Due to the “sensitivity of the charges” levelled by Ijaz, including the alleged authorisation of the memo by President Asif Ali Zardari, the highest level of Pakistan’s military leadership decided the initial investigation must be carried out by the ISI chief, an Indian state run news agency reported.
Asked to confirm whether the official who met him on October 22 was Pasha, Ijaz said “Yes.”
Ijaz earlier said that the full data and evidence of his contacts with the Pakistani official who asked him to draft the memo has been given to Pakistani authorities. This includes records of phone calls, SMS messages, Blackberry exchanges and emails.
Ijaz met Pasha on October 22 in Park Lane Intercontinental Hotel in London. The meeting lasted for over four hours and Ijaz was “exhaustively grilled over his claims”, the report said.

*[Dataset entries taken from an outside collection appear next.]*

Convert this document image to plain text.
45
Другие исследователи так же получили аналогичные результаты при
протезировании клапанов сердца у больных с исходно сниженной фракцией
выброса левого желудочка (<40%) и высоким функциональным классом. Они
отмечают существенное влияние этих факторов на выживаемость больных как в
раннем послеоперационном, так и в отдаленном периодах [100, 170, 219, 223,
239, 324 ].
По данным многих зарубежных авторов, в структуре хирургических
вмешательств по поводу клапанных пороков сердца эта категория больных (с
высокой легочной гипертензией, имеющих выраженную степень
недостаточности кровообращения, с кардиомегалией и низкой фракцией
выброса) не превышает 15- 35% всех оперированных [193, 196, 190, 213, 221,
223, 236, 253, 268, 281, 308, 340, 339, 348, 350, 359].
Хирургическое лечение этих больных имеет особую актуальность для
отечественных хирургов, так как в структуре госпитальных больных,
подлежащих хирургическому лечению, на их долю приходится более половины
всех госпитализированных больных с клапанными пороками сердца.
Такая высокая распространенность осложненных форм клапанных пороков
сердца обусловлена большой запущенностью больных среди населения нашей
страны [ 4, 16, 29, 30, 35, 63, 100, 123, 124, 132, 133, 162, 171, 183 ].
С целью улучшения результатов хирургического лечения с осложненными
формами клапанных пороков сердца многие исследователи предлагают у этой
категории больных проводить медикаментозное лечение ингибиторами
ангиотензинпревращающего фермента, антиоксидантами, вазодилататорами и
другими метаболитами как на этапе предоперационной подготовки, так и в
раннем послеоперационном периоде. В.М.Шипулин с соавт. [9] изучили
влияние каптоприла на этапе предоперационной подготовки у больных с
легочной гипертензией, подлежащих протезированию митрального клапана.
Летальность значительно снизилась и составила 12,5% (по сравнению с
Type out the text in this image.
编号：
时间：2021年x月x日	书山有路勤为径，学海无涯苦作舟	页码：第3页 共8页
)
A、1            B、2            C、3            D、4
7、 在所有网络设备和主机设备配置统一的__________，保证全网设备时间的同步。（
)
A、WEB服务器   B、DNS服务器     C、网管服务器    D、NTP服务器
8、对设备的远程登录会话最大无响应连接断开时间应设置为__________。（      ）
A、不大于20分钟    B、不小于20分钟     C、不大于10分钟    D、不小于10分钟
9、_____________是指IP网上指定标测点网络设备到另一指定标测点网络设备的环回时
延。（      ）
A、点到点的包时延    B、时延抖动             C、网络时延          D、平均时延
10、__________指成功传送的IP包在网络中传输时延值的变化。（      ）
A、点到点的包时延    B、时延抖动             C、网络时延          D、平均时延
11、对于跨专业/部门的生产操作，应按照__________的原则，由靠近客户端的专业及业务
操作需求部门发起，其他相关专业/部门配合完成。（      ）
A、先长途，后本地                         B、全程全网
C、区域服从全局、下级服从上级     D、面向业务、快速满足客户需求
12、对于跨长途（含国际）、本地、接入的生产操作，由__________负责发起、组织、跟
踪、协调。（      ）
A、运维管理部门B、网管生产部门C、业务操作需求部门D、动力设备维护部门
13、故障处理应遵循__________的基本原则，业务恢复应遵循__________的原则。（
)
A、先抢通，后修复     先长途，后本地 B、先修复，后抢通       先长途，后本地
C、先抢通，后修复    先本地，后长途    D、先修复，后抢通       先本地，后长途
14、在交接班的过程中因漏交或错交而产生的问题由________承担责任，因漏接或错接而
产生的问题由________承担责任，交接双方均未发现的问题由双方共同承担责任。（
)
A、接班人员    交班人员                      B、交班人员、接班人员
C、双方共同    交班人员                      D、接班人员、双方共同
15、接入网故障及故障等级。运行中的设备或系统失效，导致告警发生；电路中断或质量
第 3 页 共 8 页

The material provided by Ijaz was “subsequently put through a verification process” and once Pasha was convinced about its authenticity, “he briefed the army chief (Gen Ashfaq Parvez Kayani) who ultimately discussed the matter in his one-on-one meeting with President Zardari on November 15”.
Kayani “impressed upon the President the inevitable necessity” of the presence in the country of Pakistan’s Ambassador to the US Husain Haqqani to explain his alleged role in the controversy.